Situação rara e atípica, mas apoiada
“Trata-se de facto de uma situação juslaboral rara, para não a qualificar como atípica num movimento grevista”, começa por apontar Pedro da Quitéria Faria, advogado especialista em Direito Laboral e sócio da Antas da Cunha ECIJA ouvido pelo ECO. A questão é atípica porque simplesmente não está prevista na Lei, conforme explica Isabel Araújo Costa.
“Admito que possam existir dois entendimentos pois a lei não é clara num cenário destes. Não obstante, e no meu entendimento, poderá admitir-se a dispensa de um novo aviso prévio, uma vez que foi já adiantado que a própria suspensão durará apenas até domingo”, diz a especialista em direito Laboral sócia da Vieira Advogados. Entendimento partilhado por Pedro da Quitéria Faria.
Numa análise “literal e teleológica do regime da greve previsto no Código do Trabalho”, refere, “sou do entendimento que nos termos do art.º 539 do citado diploma legal, sendo a greve decretada por tempo indeterminado, e porque não existe acordo entre as partes, nem tão pouco, declaração inequívoca e perentória da entidade sindical que a promoveu que a mesma terminou, que a mesma possa licitamente ser suspensa, sem necessidade de posterior e nova promoção de outra greve, com o pré-aviso legal que seria aplicável de 10 dias úteis”.
Ou seja, e para que fique claro: “O SNMMP não deliberou o termo da greve, mas apenas a sua suspensão”, remata o sócio da Antas da Cunha ECIJA. E sendo a paralisação suspensa, não está em causa nenhum dos instrumentos que cessam uma greve tal como previstos no CT — acordo, termo declarado por quem a convocou e fim de período previsto — e, logo, não está em causa o fim da greve, pelo que exigir um novo pré-aviso “retiraria o efeito útil da presente”, diz.
Todavia, e “sem prejuízo” do seu entendimento, o especialista assume que “esta questão pode levantar mais uma vez, dúvidas juslaborais, fundadas e legítimas sobre a legalidade e efeitos da suspensão desta greve”.
Para Isabel Araújo da Costa, um ponto-chave na leitura legal desta suspensão prende-se com o facto da mesma, ao contrário da greve, ser decretada por tempo determinado — até domingo.
“A figura da suspensão vem aqui intervalar um ato – o aviso prévio de greve – que é único e que foi declarado através dos meios idóneos previstos na lei e dirigido às entidades competentes.

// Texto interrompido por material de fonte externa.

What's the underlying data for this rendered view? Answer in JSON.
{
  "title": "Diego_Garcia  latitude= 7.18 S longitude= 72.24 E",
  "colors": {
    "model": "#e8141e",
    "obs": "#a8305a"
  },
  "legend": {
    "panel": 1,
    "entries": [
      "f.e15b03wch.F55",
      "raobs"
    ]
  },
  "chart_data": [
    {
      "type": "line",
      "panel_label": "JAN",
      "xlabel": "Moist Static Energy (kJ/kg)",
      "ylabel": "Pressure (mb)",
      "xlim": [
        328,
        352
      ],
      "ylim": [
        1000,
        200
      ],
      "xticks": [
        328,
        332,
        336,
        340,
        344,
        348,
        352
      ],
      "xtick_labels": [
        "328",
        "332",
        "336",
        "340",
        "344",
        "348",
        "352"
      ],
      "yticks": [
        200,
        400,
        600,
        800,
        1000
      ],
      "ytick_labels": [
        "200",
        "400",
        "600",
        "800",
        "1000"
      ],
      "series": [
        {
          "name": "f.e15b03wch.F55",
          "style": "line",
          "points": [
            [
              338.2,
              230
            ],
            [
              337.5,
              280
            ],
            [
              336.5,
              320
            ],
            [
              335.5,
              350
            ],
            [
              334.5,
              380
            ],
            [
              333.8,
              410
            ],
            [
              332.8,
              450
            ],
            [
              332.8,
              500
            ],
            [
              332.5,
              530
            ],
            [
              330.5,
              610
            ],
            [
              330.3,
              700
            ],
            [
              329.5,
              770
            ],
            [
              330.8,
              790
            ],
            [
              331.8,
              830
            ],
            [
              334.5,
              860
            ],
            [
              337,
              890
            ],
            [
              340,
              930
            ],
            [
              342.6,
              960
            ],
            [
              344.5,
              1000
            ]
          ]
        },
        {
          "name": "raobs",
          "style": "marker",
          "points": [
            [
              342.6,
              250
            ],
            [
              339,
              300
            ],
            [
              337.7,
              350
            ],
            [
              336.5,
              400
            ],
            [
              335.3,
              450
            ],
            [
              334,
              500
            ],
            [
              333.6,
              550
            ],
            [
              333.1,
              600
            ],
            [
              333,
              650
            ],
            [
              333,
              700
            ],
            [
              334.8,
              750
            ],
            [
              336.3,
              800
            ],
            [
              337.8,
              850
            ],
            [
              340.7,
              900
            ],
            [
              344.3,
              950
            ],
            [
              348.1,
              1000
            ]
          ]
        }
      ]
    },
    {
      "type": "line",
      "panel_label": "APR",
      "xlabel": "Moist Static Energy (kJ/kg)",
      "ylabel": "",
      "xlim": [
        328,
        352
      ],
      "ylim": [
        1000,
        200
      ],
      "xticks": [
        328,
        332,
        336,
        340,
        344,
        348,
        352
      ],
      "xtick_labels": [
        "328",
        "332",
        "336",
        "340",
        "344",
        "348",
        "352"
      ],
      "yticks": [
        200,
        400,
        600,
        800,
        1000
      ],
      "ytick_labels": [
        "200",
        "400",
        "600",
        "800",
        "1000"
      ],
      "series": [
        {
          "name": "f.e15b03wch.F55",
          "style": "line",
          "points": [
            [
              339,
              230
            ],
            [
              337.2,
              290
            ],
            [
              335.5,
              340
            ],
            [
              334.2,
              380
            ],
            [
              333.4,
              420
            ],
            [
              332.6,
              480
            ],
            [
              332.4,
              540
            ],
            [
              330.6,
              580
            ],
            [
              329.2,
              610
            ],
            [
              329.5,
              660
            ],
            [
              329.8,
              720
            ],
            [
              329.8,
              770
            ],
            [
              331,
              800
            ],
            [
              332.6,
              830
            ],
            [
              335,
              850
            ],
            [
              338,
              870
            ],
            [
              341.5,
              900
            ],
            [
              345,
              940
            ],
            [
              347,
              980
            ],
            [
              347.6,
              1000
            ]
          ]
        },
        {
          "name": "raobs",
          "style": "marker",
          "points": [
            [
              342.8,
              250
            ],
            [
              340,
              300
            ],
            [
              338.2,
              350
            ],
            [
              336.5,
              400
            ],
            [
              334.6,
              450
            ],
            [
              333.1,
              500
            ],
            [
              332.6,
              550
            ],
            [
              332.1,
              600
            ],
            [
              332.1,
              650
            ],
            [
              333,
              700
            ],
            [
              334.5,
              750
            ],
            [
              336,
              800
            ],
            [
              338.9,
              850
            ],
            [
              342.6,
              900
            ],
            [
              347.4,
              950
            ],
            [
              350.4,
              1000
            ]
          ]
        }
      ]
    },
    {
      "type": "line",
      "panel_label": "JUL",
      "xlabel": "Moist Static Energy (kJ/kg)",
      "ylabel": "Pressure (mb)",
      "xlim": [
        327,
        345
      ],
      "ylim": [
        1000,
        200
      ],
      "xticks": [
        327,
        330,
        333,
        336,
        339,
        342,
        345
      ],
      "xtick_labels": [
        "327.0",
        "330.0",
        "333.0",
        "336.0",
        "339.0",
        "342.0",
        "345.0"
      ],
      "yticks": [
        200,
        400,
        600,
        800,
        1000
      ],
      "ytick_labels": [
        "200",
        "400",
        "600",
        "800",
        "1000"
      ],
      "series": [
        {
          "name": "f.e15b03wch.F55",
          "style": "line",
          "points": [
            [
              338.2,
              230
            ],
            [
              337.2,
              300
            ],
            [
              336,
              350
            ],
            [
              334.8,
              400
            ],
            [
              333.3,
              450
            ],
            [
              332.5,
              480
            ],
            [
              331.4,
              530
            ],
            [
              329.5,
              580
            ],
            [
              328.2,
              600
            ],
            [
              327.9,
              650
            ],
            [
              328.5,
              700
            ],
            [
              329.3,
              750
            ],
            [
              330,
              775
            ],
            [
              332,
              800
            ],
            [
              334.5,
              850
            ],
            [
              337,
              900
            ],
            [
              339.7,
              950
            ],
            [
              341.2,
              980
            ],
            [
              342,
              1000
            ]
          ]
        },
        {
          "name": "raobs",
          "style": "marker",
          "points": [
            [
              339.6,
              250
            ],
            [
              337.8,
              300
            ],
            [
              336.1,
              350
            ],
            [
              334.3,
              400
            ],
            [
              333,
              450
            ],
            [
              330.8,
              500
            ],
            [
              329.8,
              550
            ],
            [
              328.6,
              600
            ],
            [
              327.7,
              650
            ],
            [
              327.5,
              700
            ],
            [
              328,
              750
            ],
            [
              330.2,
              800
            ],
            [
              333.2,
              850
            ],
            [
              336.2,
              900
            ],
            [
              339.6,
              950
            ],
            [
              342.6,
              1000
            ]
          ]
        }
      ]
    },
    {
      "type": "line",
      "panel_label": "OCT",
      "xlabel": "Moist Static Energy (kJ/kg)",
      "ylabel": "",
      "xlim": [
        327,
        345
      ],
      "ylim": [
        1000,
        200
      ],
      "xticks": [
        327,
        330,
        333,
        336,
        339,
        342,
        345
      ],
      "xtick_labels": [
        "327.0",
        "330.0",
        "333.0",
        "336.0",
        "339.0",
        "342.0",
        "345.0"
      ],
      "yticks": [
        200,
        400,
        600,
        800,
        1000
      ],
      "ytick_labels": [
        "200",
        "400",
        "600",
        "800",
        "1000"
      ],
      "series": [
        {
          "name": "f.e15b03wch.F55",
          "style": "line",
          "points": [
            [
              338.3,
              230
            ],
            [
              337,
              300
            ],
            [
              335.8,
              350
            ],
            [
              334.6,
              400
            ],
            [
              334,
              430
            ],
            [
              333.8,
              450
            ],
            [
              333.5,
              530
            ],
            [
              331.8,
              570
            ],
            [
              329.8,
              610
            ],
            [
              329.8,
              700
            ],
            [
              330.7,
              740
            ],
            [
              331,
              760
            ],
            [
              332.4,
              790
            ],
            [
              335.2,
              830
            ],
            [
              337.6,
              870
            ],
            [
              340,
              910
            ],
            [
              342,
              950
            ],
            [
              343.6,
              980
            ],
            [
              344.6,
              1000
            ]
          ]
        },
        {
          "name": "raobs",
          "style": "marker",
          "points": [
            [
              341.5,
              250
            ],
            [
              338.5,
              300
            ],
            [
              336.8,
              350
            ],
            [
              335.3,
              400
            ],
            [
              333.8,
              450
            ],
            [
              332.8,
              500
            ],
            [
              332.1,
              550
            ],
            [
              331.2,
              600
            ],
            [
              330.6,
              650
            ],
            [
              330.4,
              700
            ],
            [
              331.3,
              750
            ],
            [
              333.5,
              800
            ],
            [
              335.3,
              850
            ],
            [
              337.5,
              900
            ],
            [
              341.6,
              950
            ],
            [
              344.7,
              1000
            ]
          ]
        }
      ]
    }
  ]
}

Ora, sabem já os portugueses que a greve ficará suspensa até domingo, logo se não for alcançado um acordo até esse dia, a mesma deverá ser retomada a partir de segunda-feira por tempo indeterminado, conforme foi inicialmente declarada”, diz a sócia da Vieira Advogados ao ECO. Mas tal como Pedro da Quitéria Faria, a especialista levanta uma outra questão.
“O que poderá estar em causa e poderá levantar discussão – sem nunca colocar em causa o irrenunciável e incontestável direito à greve – é a questão de saber até que ponto pode uma greve manter-se quase ‘ad eternum’, em prejuízo de vários setores da sociedade“, questiona.
Também Luís Gonçalves Silva, outro especialista em Direito Laboral ouvido pelo ECO, sublinhou que a figura da suspensão de uma greve não está prevista na lei. Salientando desconhecer os contornos específicos da decisão tomada pelo SNMMP, o advogado explicou que uma greve suspensa apenas pode ser retomada sem aviso prévio, se essa data for conhecida à partida — ou seja, o domingo anunciado pelo SNMMP.